Em nenhum ponto fica mais claro e mais fácil demonstrar a diferença entre o raciocínio do velho liberalismo e o do neoliberalismo do que no tratamento do problema da igualdade.  Os liberais do século XVIII, guiados pelas ideias da lei natural e do iluminismo, exigiam para todos a igualdade nos direitos políticos e civis, porque pressupunham serem iguais todos os homens.  Deus fez todos os homens iguais, dotando-os, fundamentalmente, das mesmas capacidades e talentos, soprando-lhes o sopro de seu Espírito.  Todas as diferenças existentes entre os homens são apenas artificiais, produto das instituições sociais e humanas, isto é, transitórias.  O que é imperecível no homem — seu espírito — sem dúvida é o mesmo no rico e no pobre, no nobre e no plebeu, no branco e no preto.

No entanto, nada mais infundada do que a afirmação da suposta igualdade de todos os membros da raça humana.  Os homens são totalmente desiguais.  Mesmo entre irmãos, há diferenças das mais marcantes, quer nos atributos físicos, quer nos mentais.  A natureza nunca se repete em sua criação; não produz nada às dúzias, nem são padronizados os seus produtos.  Cada homem que nasce de sua fábrica traz consigo a marca do indivíduo, único e irrepetível.  Os homens não são iguais e a exigência da igualdade por lei não pode, de modo algum, basear-se na alegação de que tratamento igual é devido a iguais.

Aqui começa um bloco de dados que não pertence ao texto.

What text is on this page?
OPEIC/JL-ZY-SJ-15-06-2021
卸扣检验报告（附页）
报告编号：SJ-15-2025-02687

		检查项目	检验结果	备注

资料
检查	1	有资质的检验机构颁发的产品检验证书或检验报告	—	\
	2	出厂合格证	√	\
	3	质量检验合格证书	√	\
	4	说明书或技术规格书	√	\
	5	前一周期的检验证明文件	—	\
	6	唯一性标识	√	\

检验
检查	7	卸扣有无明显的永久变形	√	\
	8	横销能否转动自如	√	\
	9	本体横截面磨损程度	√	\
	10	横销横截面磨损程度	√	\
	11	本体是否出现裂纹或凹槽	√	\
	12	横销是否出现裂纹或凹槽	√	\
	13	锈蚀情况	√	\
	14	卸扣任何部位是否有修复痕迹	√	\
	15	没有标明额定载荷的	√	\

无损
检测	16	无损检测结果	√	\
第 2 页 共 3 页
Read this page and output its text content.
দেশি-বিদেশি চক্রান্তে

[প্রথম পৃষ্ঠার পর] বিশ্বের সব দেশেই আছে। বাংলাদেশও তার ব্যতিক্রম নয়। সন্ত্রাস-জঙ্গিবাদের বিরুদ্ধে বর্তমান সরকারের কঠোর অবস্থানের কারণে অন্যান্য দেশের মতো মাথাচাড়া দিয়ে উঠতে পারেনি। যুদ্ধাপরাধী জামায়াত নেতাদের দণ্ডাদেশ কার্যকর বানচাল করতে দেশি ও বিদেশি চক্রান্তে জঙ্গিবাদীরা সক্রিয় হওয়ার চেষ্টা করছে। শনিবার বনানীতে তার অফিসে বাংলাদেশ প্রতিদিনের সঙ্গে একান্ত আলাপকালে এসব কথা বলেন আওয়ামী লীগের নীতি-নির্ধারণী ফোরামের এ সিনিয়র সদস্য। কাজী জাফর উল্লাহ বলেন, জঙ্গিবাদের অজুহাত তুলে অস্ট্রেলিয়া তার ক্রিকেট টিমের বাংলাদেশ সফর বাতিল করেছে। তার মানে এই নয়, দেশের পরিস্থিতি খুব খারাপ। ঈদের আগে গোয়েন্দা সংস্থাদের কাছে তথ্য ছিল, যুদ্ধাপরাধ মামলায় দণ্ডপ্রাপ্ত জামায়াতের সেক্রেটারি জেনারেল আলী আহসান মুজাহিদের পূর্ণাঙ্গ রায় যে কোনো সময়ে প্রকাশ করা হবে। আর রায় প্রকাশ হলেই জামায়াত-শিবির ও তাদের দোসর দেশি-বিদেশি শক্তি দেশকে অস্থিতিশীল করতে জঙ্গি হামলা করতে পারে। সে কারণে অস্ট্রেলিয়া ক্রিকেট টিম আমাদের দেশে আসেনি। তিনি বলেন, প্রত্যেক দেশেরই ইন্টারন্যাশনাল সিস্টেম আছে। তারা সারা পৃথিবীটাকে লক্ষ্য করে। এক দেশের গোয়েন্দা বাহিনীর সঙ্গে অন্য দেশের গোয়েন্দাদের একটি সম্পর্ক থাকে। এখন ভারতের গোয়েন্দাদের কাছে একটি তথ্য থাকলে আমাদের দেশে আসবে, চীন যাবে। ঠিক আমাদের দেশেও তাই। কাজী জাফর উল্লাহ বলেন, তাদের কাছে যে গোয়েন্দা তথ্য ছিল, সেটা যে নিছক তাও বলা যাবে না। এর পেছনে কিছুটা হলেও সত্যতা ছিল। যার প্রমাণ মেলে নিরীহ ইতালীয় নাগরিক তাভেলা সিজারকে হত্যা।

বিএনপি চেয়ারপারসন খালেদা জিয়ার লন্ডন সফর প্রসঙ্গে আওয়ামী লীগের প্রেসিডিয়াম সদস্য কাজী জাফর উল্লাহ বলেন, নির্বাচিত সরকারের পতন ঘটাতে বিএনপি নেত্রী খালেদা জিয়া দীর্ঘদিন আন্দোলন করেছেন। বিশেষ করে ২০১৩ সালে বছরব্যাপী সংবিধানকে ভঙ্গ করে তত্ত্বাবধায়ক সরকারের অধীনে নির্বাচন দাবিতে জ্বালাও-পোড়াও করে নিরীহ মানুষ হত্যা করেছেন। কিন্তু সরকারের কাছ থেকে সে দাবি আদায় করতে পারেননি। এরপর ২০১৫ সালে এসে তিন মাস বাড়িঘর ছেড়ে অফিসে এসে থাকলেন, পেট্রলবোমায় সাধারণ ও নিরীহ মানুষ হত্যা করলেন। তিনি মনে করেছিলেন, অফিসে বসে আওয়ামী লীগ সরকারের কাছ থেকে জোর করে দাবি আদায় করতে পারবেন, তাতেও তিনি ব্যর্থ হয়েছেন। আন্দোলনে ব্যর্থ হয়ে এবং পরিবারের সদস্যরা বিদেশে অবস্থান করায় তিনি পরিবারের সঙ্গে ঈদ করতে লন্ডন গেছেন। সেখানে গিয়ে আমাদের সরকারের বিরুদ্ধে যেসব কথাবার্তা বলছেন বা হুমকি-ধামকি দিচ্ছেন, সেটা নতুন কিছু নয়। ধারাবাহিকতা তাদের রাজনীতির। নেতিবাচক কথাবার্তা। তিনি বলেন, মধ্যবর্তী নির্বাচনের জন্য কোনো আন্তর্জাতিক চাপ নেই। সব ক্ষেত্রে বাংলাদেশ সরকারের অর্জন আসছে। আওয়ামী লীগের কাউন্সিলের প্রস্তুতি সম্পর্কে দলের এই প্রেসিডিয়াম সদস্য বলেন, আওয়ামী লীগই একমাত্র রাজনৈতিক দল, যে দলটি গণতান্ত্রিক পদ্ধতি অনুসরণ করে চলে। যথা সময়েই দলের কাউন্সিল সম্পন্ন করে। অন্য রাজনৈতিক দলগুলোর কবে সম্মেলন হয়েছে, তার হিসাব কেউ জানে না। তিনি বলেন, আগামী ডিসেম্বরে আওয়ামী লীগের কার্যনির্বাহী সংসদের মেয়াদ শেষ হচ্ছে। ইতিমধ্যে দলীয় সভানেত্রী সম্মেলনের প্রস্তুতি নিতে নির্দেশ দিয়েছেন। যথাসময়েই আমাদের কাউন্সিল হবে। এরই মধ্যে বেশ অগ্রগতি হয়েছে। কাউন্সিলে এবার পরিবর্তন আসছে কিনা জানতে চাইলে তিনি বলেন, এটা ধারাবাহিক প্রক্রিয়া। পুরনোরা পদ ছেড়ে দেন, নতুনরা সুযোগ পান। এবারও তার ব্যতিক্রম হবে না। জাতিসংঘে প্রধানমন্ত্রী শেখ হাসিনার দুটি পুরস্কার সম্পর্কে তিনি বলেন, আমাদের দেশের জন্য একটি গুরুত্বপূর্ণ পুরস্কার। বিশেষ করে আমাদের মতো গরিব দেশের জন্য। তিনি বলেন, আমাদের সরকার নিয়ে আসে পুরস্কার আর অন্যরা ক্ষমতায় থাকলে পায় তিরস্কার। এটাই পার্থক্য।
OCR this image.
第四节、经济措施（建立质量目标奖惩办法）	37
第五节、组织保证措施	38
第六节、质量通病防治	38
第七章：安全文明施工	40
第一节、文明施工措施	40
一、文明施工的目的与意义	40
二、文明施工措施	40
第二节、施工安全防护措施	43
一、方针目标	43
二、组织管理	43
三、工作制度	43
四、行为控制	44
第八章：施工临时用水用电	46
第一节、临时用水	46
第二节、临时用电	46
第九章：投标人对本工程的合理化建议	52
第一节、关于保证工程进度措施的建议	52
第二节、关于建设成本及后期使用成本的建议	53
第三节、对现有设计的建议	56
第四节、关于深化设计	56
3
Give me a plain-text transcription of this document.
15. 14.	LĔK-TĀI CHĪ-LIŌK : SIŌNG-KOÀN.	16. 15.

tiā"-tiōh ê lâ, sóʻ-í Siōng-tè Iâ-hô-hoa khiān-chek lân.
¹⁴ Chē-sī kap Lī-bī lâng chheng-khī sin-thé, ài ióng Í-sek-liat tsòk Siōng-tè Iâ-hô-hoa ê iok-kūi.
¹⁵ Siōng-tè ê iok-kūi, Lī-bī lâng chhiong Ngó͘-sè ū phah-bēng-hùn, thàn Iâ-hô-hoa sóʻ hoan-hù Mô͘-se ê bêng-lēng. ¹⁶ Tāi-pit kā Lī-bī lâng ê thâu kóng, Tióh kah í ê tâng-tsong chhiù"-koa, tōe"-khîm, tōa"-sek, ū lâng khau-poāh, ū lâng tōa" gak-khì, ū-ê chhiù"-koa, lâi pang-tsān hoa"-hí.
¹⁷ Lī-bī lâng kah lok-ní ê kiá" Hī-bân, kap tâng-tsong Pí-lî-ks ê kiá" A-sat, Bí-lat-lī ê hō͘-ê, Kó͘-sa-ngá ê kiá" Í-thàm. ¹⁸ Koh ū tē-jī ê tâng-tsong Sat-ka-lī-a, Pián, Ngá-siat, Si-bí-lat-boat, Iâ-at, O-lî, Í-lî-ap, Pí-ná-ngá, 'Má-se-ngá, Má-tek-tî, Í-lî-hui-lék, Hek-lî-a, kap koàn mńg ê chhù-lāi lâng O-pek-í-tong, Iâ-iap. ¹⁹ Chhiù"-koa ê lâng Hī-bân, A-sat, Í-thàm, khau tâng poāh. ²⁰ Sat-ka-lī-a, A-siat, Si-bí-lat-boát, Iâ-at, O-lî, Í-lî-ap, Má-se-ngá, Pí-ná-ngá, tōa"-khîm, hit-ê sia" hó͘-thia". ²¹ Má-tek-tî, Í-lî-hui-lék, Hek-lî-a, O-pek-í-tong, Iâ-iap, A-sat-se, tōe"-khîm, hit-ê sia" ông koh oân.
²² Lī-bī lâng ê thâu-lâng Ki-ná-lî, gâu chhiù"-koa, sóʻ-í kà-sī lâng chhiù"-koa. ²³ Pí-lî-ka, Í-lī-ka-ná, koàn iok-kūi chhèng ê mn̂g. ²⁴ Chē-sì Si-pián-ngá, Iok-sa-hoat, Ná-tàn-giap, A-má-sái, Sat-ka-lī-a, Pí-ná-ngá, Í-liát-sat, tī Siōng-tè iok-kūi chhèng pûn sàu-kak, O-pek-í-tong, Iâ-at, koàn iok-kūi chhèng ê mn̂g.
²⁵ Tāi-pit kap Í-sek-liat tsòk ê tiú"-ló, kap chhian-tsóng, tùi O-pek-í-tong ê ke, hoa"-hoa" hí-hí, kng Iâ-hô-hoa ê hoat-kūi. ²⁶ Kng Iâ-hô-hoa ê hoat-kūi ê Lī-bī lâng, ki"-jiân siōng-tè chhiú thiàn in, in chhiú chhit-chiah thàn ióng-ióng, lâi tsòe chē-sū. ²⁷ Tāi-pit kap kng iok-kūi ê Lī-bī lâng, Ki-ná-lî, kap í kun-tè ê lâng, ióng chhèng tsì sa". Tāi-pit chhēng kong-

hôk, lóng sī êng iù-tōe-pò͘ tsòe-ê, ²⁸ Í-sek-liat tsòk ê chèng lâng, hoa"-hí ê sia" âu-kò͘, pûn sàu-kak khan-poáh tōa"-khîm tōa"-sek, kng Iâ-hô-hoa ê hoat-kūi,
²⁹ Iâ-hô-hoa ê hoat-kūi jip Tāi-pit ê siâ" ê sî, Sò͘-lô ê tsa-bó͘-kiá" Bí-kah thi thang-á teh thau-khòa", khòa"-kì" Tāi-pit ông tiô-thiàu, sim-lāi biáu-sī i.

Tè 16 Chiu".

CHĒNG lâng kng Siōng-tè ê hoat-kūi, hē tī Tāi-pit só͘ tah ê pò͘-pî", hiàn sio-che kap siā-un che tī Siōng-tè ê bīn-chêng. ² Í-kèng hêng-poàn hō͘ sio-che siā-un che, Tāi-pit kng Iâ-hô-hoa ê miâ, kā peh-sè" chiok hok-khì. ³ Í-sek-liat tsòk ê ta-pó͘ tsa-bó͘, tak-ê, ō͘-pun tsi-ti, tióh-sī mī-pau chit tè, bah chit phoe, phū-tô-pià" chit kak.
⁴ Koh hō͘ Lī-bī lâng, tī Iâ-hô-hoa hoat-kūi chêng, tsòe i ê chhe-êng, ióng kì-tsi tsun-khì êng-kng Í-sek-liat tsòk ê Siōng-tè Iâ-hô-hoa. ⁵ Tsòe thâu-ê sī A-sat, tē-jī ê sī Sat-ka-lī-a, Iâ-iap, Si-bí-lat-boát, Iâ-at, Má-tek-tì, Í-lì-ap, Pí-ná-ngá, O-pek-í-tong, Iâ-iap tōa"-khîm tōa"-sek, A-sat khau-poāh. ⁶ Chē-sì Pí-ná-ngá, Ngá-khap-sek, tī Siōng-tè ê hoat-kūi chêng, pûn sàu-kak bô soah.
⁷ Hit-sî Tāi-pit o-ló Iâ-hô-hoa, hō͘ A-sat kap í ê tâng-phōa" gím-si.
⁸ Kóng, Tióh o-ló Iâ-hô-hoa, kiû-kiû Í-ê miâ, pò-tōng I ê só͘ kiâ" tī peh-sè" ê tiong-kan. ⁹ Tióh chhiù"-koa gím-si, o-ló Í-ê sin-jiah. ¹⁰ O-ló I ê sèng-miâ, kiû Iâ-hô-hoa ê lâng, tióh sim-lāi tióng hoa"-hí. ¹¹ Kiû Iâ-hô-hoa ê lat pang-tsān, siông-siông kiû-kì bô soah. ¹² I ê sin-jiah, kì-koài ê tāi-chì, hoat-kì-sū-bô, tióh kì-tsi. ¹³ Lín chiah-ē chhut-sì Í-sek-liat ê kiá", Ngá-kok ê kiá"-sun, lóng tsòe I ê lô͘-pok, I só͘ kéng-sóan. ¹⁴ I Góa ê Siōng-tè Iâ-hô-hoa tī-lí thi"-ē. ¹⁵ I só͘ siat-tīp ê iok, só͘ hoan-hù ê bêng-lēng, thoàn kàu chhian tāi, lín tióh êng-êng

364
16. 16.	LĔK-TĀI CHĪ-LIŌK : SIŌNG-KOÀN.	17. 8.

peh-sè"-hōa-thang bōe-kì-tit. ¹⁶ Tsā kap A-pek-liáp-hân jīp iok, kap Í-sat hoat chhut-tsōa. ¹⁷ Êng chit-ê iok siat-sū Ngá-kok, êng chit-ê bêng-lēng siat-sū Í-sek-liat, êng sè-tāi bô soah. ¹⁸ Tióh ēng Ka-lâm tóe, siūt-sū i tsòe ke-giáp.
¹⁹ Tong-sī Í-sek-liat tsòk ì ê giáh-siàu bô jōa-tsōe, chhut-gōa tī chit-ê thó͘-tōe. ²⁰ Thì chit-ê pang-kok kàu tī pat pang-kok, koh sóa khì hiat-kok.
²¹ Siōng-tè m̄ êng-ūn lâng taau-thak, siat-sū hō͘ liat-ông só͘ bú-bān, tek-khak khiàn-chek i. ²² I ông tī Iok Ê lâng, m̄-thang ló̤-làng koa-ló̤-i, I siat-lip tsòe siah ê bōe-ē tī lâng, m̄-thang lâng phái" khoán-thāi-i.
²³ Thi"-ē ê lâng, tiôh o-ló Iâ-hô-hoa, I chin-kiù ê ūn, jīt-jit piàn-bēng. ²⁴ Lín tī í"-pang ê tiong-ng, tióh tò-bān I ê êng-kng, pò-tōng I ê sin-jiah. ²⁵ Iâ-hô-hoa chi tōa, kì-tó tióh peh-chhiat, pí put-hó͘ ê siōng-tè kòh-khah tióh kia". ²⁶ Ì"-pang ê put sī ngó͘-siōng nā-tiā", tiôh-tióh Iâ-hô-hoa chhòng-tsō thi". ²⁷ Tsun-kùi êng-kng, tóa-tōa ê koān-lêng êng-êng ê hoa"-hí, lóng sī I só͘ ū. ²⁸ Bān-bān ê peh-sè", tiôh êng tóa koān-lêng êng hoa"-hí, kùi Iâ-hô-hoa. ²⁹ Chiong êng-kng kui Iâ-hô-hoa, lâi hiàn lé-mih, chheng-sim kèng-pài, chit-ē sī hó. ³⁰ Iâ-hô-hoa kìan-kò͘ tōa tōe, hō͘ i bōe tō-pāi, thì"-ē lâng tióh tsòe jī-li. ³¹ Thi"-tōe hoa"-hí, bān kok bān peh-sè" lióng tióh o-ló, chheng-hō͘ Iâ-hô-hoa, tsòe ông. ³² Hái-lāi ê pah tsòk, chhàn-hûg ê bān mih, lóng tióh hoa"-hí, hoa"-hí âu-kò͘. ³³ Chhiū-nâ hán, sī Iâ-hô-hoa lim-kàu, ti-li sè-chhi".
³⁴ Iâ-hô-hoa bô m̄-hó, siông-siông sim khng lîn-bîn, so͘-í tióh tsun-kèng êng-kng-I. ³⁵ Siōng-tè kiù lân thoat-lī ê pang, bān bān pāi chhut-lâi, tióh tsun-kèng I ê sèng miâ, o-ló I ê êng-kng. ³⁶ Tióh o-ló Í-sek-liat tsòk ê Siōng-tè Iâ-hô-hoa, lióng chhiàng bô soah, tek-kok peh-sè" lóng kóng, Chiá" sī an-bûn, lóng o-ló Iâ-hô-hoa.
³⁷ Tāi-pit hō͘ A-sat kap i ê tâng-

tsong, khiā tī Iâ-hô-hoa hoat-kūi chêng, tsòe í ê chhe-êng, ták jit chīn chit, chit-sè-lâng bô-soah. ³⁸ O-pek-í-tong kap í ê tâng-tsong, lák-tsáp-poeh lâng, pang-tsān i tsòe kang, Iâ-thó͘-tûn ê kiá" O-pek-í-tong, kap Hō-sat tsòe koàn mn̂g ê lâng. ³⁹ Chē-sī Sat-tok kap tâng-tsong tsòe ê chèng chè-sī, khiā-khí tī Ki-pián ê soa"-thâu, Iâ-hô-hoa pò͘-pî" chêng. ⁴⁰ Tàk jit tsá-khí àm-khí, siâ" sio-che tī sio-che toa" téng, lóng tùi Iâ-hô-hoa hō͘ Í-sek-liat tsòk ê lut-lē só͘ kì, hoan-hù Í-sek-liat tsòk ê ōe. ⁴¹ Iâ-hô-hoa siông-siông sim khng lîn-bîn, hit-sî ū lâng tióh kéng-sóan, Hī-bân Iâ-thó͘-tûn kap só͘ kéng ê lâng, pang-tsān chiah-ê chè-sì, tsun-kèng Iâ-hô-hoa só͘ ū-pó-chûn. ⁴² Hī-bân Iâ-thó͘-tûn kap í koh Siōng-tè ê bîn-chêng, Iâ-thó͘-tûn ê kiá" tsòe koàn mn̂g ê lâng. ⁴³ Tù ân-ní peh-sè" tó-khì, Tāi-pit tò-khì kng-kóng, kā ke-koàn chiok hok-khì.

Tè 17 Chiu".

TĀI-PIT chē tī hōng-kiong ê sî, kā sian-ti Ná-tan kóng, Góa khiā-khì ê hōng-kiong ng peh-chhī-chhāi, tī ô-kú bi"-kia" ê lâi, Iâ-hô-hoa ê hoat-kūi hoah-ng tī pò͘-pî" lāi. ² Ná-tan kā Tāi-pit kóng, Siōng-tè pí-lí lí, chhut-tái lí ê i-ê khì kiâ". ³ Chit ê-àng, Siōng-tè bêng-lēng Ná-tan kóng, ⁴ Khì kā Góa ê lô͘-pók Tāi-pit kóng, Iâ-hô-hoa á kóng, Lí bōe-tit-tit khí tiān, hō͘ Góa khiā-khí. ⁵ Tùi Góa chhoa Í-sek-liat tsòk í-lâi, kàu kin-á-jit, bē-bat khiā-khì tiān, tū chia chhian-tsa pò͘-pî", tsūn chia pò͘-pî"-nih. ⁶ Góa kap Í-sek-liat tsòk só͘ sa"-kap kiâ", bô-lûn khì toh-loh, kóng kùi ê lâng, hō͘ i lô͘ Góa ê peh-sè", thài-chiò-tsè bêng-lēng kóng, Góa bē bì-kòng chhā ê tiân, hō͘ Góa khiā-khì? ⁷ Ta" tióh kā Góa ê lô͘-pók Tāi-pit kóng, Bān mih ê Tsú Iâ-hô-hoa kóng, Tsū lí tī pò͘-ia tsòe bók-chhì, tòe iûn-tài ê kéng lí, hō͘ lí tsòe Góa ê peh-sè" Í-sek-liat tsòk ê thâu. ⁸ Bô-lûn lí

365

Há duas razões distintas pelas quais todos os homens devem receber tratamento igual perante a lei.  Uma delas já mencionamos, quando analisamos as objeções à servidão involuntária.  Para que o trabalho humano obtenha a mais alta produtividade possível, o trabalhador deve ser livre, porque só o trabalhador livre, que goza, na forma de salários, os frutos do seu próprio trabalho, se exercitará ao máximo.  O segundo ponto, em favor da igualdade de todos os homens perante a lei, trata da manutenção da paz social.  Já dissemos que qualquer perturbação do desenvolvimento pacífico da divisão do trabalho deve ser evitado; porém, é quase impossível preservar uma paz duradoura numa sociedade em que são diferentes os direitos e deveres das respectivas classes.  Quem negar direitos a uma parte da população deve estar sempre preparado para um ataque coeso, vindo dos destituídos daquele privilégio.  Os privilégios de classe devem desaparecer, para que cessem os conflitos por eles causados.

É, por conseguinte, bastante injustificável arguir de imperfeição a maneira pela qual o liberalismo defende o postulado da igualdade, baseando-se em que o liberalismo tenha criado apenas a igualdade perante a lei, e não a igualdade real.  Todo poder humano seria incapaz de tornar os homens realmente iguais.  Os homens são e permanecerão sempre desiguais.  São considerações sensatas e úteis, tais como as que aqui apresentamos, que constituem o argumento em favor da igualdade de todos os homens perante a lei.  O liberalismo nunca almejou algo além disso, nem exigiu mais que isso.  Está além da capacidade humana tornar o negro num branco.  Mas aos negros podem ser garantidos os mesmos direitos do branco, e daí pode ser-lhes oferecida a possibilidade do mesmo ganho, se produzirem a mesma quantidade.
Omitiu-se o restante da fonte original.